たとえ優勝できなくても命を奪われることはない。もし何かあれば、俺たちが命がけで守る! 行ってこい、蓮!」
「……はい! わかりました。ちなみに場所は?」
「場所はここ、ヴァルセイン帝国だ。今年はここで開催される」
「なるほど、わかりました。もっと強くなってきますね」
そう言って部屋を出ていく僕を、リュシアは静かに見送った。
そしてカイルに向き直る。
「……お前、何を見た?」
「聞いて驚くなよ。蓮くんを見たとき、近い未来が見えた。――武道会の終わる日に、子供たちを攫っていく者が現れる。
そして……蓮くんが、最悪殺されてしまう未来も」
「……そうか。

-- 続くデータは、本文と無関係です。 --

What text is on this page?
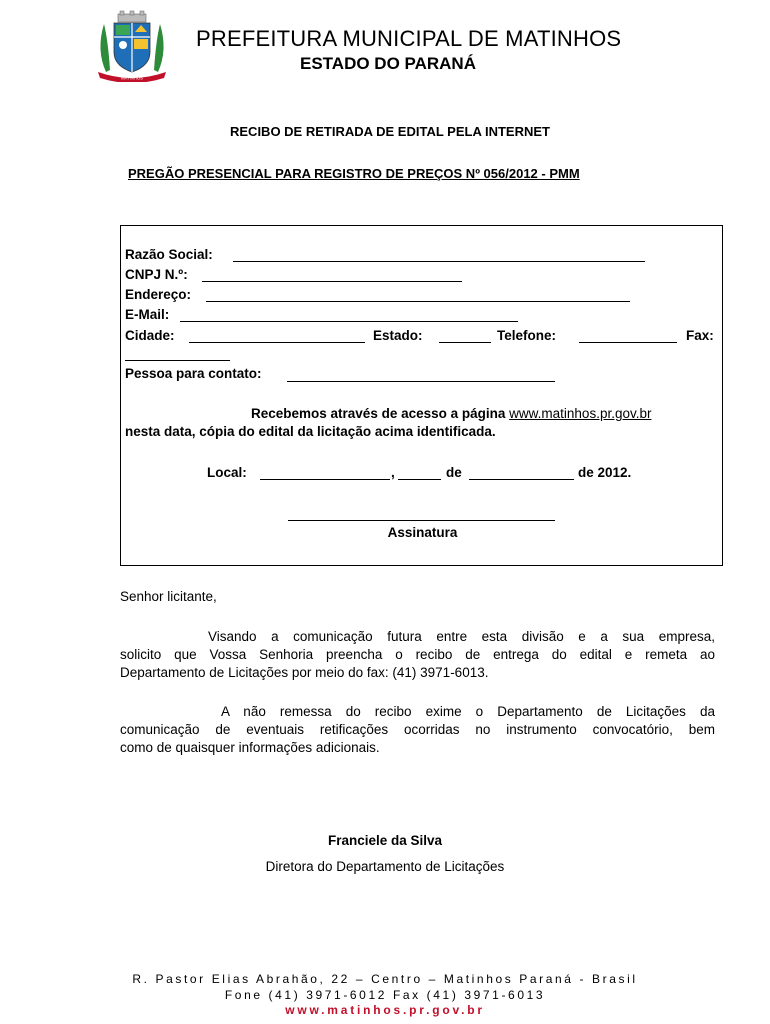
MATINHOS
PREFEITURA MUNICIPAL DE MATINHOS
ESTADO DO PARANÁ
RECIBO DE RETIRADA DE EDITAL PELA INTERNET
PREGÃO PRESENCIAL PARA REGISTRO DE PREÇOS Nº 056/2012 - PMM
Razão Social:
CNPJ N.º:
Endereço:
E-Mail:
Cidade:	Estado:	Telefone:	Fax:
Pessoa para contato:
Recebemos através de acesso a página www.matinhos.pr.gov.br
nesta data, cópia do edital da licitação acima identificada.
Local:	,	de	de 2012.
Assinatura
Senhor licitante,
Visando a comunicação futura entre esta divisão e a sua empresa,
solicito que Vossa Senhoria preencha o recibo de entrega do edital e remeta ao
Departamento de Licitações por meio do fax: (41) 3971-6013.
A não remessa do recibo exime o Departamento de Licitações da
comunicação de eventuais retificações ocorridas no instrumento convocatório, bem
como de quaisquer informações adicionais.
Franciele da Silva
Diretora do Departamento de Licitações
R. Pastor Elias Abrahão, 22 – Centro – Matinhos Paraná - Brasil
Fone (41) 3971-6012 Fax (41) 3971-6013
www.matinhos.pr.gov.br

どうすれば未来を変えられる?」
「まずは、あの子をもっと強くせなあかんな。カイル、蓮くんを絶対に見失うな。僕も気をつけておく」
二人の決意が交わる中、僕はそのことをまだ知らなかった。
その頃、僕は久しぶりにステータスを開いていた。
――レベル45、MP220。
思っていた以上に成長していた。
最近、いろんなことがあったからかな? そう思いながら、僕は依頼をこなして経験値を少しでも稼ぐことにした。
依頼が終わると、誰もいない場所にテレポートして「ダブル」を発動。
分身と向かい合い、互いに構えを取る。
「ウィング✖️ファイヤー、二種混合魔法付与――《風火斬》!」
風と炎を纏った斬撃が放たれるが、分身は難なく回避。
すぐに反撃してきた。
「ウィング✖️ウォーター、二種混合魔法付与――《風水斬》!」
飛来する水の刃をかわしながら距離を詰め、ナックルに武器を変える。
「ウィング✖️ファイヤー✖️サンダー、三種混合魔法付与――《風雷火破弾》!」
風・雷・火を纏った打撃の弾幕が分身を襲い、ついに消滅させた。
ステータスを確認するとレベルは上がっていなかったが、攻撃力と素早さが確実に上がっている。
日が暮れるまで、僕は分身と戦い続けた。
そしてボロボロになって家に帰ると――。
「おかえり! 今日もお疲れさま!」
アンシャが笑顔で出迎えてくれた。キッチンからは、いい匂いが漂ってくる。
「すごくいい匂い……何作ってるの?」
「ふふっ、今日はね。前に私が食べた唐揚げ定食を再現してみたんだ♪」
「ほんと!? あれ食べてみたかったんだよ!」
笑い合いながら、食卓に並んだ料理を一緒に食べる。
その味は、どこか懐かしくて優しかった。
食後、アンシャがふと真剣な顔になった。
「ねぇ蓮、何か隠してる?」
苦笑しながら答える。
「やっぱりバレた? ……実はね、近々ヴァルセインで14カ国の王たちが出席する武道会があるらしくて。僕も参加することになったんだ」
「えっ!? あの武道会に!? すごいじゃん! 絶対見に行くから! 頑張ってね!」
彼女の応援に、僕はそっと微笑んだ。
その優しい笑顔に背中を押されるように――僕は、次の挑戦への決意を固めた。